L'Indonésie signe une loi pour castrer chimiquement les délinquants sexuels d'enfants

L'Indonésie a promulgué une nouvelle loi qui permettrait aux délinquants sexuels d'enfants d'être castrés chimiquement pour éviter de nouveaux abus. Le processus, qui consiste à injecter aux criminels des substances qui abaissent les niveaux de testostérone et donc réduit la libido, a été présenté au président Joko Widodo en décembre 2020 et s'est révélé extrêmement controversé.



La castration chimique ne sera pas toujours appliquée. Bien que cette décision ne signifie pas que tous les délinquants sexuels d'enfants seront automatiquement castrés chimiquement, cela signifie que les procureurs et les experts peuvent le recommander lors de la détermination de la peine pour les accusations existantes. En d'autres termes, il sera appliqué au cas par cas.

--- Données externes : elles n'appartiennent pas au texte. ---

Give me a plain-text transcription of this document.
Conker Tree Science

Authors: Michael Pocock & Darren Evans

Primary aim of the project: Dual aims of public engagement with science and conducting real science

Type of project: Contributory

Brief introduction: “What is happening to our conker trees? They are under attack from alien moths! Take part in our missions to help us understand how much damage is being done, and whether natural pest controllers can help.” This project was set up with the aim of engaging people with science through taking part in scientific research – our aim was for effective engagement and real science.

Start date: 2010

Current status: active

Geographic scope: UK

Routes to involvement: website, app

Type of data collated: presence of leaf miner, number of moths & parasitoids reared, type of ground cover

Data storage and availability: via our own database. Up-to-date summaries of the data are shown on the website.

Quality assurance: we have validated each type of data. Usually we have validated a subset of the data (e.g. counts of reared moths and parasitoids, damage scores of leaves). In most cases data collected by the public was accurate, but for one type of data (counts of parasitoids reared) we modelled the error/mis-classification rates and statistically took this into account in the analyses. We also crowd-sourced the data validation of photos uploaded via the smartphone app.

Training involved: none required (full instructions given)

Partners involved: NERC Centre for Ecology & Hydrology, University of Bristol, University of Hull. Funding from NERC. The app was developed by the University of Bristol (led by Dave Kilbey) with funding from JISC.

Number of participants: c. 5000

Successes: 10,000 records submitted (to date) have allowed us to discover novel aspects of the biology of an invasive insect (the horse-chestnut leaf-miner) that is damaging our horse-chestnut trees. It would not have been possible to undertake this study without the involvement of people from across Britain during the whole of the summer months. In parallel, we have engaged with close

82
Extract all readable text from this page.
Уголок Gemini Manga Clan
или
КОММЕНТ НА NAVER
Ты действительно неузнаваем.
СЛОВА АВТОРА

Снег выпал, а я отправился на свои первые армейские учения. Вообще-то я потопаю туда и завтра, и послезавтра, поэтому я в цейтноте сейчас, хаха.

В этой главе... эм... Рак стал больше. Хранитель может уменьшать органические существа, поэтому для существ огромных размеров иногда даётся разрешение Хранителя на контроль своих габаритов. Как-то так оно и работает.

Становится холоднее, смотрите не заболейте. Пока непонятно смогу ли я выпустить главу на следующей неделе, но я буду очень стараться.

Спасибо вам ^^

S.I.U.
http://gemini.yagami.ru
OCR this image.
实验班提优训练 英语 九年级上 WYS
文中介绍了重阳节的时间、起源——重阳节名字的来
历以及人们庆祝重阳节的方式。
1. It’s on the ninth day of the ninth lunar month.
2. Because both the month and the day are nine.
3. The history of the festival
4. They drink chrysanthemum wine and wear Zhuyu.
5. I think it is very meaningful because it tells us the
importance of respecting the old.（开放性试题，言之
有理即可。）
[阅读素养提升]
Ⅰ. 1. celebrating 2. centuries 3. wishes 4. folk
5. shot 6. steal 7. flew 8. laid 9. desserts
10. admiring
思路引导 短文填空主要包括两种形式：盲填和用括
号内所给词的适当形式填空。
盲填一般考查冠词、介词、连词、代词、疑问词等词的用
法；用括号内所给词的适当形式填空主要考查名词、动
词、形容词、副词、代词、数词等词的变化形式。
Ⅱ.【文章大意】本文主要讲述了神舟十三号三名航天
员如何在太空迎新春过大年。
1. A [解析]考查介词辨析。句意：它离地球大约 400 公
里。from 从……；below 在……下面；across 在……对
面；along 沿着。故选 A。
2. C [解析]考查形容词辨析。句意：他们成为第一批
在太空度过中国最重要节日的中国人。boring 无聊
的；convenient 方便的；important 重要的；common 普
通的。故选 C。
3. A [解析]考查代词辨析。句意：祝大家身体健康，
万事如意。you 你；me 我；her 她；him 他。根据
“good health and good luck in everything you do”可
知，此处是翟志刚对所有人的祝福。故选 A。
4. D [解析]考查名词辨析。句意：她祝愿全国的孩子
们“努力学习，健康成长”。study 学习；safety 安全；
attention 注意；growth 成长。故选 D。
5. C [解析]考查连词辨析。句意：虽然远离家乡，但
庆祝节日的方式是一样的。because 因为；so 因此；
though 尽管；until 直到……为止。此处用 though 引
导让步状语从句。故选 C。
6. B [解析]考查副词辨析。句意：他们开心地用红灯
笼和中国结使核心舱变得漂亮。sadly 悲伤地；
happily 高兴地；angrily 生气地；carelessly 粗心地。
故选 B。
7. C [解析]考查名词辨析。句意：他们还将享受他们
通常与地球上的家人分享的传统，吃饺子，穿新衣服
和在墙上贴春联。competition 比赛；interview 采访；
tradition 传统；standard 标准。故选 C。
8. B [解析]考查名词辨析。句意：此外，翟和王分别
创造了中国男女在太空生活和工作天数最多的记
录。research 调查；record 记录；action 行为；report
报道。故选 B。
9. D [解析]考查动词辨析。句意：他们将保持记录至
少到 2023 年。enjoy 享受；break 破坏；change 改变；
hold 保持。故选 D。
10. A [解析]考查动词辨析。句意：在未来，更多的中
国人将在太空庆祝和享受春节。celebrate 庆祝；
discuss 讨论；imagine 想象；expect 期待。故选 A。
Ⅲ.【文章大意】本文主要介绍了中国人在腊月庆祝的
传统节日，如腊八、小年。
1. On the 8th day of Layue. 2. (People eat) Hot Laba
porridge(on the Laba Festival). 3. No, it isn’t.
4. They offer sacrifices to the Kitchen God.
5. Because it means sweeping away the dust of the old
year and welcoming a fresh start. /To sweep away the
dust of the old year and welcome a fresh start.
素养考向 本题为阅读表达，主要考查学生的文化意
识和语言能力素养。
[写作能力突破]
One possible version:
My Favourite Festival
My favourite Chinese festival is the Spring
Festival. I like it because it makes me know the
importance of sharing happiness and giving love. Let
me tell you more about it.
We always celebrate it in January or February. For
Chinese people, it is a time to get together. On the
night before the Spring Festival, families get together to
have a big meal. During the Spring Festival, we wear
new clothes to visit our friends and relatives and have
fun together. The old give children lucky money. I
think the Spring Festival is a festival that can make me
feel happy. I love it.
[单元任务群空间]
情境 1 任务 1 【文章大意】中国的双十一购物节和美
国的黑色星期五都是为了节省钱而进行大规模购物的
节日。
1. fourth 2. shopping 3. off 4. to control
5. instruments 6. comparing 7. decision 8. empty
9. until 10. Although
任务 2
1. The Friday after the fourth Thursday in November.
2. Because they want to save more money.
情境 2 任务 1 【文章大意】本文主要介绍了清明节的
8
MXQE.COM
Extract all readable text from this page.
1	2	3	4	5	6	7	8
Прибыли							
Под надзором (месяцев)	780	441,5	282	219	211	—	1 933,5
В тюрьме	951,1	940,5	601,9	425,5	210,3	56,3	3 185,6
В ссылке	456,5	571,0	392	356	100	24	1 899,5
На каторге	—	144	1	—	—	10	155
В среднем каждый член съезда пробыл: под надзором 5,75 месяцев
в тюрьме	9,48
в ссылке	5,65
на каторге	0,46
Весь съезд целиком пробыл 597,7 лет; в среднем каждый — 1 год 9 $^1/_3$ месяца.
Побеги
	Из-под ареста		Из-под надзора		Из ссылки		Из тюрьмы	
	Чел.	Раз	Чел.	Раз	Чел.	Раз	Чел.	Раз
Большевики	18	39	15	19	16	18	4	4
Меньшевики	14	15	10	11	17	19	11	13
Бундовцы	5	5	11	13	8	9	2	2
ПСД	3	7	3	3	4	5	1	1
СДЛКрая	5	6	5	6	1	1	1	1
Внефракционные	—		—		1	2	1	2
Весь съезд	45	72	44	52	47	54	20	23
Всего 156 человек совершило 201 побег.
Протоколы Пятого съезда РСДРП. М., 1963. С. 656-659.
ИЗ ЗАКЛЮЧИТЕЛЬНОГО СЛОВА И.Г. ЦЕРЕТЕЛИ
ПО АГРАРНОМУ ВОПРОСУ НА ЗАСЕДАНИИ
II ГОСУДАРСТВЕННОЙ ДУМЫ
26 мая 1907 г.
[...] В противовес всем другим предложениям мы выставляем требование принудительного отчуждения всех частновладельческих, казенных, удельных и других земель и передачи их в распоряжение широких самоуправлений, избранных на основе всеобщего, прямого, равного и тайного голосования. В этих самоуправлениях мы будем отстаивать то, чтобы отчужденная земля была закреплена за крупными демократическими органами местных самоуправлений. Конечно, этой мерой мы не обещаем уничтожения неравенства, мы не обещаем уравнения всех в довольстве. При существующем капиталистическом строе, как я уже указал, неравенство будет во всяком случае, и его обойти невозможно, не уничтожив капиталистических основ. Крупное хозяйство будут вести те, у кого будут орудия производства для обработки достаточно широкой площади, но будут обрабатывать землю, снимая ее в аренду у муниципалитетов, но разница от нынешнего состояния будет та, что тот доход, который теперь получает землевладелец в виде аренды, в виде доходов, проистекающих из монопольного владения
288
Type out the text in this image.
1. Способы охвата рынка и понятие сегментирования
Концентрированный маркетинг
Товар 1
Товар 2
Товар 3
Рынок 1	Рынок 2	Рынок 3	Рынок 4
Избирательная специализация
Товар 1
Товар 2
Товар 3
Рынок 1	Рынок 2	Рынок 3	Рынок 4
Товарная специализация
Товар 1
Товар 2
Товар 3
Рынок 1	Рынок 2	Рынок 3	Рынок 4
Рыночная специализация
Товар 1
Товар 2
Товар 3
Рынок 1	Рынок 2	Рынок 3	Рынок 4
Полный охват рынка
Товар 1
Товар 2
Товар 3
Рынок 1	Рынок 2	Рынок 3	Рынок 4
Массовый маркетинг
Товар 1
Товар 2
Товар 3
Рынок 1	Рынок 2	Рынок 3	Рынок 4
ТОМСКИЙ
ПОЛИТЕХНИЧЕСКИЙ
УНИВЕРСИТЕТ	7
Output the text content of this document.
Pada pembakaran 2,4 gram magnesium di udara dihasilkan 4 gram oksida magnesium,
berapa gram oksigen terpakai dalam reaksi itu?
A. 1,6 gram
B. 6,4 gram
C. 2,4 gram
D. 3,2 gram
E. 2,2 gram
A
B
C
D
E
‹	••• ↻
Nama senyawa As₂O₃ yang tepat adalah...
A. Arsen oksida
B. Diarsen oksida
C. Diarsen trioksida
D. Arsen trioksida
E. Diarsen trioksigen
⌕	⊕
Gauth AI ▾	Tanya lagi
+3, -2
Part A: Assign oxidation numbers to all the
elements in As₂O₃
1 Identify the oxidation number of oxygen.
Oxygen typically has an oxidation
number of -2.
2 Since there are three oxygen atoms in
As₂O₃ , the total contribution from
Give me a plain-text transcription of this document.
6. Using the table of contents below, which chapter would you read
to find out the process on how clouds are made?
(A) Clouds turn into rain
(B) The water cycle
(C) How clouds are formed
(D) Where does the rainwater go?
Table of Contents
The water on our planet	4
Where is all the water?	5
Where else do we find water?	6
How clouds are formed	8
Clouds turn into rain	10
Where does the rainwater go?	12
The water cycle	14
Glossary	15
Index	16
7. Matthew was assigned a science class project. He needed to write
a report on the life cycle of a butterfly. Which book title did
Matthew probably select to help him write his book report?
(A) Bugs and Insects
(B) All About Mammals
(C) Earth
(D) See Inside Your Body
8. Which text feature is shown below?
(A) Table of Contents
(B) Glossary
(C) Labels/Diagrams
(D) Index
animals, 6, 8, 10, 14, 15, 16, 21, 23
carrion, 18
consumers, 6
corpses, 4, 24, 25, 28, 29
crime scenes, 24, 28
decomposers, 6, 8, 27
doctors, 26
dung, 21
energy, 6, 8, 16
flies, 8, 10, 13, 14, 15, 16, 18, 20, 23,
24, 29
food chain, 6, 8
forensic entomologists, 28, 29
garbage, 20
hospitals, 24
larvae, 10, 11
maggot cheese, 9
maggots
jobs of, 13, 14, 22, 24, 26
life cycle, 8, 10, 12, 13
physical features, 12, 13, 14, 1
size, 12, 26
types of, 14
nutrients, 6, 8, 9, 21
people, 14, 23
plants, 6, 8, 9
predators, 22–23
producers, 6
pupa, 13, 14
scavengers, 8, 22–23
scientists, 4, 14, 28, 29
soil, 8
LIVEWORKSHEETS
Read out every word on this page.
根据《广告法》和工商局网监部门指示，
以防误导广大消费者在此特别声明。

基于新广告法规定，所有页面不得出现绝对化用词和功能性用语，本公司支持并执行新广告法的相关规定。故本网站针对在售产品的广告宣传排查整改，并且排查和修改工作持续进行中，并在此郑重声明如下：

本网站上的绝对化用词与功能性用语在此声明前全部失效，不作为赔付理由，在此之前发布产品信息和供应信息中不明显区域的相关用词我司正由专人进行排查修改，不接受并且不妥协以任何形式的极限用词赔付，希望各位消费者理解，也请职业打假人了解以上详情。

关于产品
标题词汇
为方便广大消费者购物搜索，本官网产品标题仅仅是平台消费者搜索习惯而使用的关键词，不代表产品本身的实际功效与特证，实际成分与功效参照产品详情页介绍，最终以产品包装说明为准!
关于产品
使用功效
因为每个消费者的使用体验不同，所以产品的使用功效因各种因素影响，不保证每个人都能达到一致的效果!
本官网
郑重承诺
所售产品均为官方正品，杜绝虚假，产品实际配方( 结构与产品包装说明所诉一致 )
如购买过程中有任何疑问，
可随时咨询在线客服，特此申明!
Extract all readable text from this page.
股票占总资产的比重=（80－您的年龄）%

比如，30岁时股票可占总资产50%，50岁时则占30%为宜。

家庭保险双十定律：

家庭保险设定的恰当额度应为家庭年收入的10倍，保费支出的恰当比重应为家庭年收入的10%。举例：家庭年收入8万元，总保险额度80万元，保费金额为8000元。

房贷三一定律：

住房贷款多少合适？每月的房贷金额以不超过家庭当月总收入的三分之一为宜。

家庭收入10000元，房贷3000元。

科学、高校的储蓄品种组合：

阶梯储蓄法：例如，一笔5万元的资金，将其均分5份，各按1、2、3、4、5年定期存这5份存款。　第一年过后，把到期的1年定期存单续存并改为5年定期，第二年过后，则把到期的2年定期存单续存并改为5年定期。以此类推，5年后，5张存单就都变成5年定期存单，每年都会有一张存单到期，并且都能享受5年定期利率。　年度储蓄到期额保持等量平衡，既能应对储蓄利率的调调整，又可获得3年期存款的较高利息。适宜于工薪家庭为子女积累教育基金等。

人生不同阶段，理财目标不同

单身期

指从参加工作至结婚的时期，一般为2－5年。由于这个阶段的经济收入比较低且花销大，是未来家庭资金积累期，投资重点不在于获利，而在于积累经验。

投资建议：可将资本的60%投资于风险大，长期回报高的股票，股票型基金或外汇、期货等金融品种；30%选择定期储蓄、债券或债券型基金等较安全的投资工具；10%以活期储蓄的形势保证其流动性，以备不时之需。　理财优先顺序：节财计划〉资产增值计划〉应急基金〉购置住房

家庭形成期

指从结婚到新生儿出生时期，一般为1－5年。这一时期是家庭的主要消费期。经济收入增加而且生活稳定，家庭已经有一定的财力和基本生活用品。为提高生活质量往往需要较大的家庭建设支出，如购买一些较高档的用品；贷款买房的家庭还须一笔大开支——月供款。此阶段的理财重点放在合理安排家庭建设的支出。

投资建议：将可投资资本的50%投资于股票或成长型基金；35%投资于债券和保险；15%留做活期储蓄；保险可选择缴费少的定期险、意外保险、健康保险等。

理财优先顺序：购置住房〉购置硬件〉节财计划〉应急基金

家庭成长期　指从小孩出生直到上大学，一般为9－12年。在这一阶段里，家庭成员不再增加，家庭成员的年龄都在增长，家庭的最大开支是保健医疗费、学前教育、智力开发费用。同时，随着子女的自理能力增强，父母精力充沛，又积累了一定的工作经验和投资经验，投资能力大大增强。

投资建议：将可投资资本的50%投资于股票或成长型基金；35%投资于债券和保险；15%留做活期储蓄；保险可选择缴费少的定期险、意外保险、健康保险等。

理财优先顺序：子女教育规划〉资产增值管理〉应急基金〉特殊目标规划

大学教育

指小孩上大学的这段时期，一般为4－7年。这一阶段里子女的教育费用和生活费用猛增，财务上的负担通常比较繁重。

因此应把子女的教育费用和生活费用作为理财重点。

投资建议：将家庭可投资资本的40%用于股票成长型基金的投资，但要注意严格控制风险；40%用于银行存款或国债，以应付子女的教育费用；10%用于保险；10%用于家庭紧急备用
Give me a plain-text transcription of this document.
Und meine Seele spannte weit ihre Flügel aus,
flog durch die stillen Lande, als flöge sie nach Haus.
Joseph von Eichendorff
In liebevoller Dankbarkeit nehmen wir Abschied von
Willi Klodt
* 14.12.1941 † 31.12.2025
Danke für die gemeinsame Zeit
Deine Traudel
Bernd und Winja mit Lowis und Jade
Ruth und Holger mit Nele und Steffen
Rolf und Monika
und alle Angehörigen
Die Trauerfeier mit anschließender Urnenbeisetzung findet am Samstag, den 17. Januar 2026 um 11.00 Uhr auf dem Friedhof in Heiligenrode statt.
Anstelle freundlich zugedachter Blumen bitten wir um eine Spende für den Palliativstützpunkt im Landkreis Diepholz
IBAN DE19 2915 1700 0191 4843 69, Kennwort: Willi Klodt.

La politique se veut un «moyen de dissuasion» pour les délinquants sexuels d'enfants. Selon une déclaration faite par le Ministère indonésien de l’autonomisation des femmes et de la protection de l’enfance Vice World News , le gouvernement espère que l’inclusion de la castration chimique dans les charges retenues contre les criminels les dissuadera de commettre ces actes odieux au départ, même s’il n’est pas clair si ce sera le cas.

Il a été suggéré pour la première fois en 2016. L'idée de permettre à ces délinquants d'être castrés chimiquement a été présentée pour la première fois en 2016 après qu'un cas notoire de viol d'enfant ait choqué et horrifié le pays. Cependant, ce n'est que le mois dernier, près de quatre ans plus tard, qu'il a été promulgué. La nouvelle loi précise qu'un criminel peut être castré chimiquement jusqu'à deux ans par infraction.



Amnesty International proteste contre cette décision. L'organisation est appelant à une halte sur la décision de donner du temps pour une révision urgente de la politique à faire. «L'abus sexuel des enfants est indescriptiblement horrible. Mais soumettre les délinquants à la castration chimique ou à des exécutions n'est pas justice, cela ajoute une cruauté à une autre », a déclaré Papang Hidayat, chercheur à Amnesty International sur l'Indonésie. «La castration chimique forcée est une violation de l'interdiction de la torture et des autres peines ou traitements cruels, inhumains ou dégradants en vertu du droit international. L’élargissement du champ d’application de la peine de mort est incompatible avec les obligations internationales de l’Indonésie qui protègent le droit à la vie. De plus, étant donné les graves lacunes du système judiciaire indonésien, le risque d’exécuter des innocents ne pourra jamais être éliminé! »

La Commission nationale sur la violence à l’égard des femmes s’oppose également à cette décision. «Le gouvernement n'atteindra pas sa cible avec la castration, car la violence sexuelle contre les enfants survient en raison de relations de pouvoir déséquilibrées (entre le coupable et la victime) ou de la perception des coupables à l'égard des victimes», mentionné Commissaire Siti Aminah Tardi. «Le contrôle des hormones sexuelles [des coupables] ne mettra pas fin à la violence sexuelle.»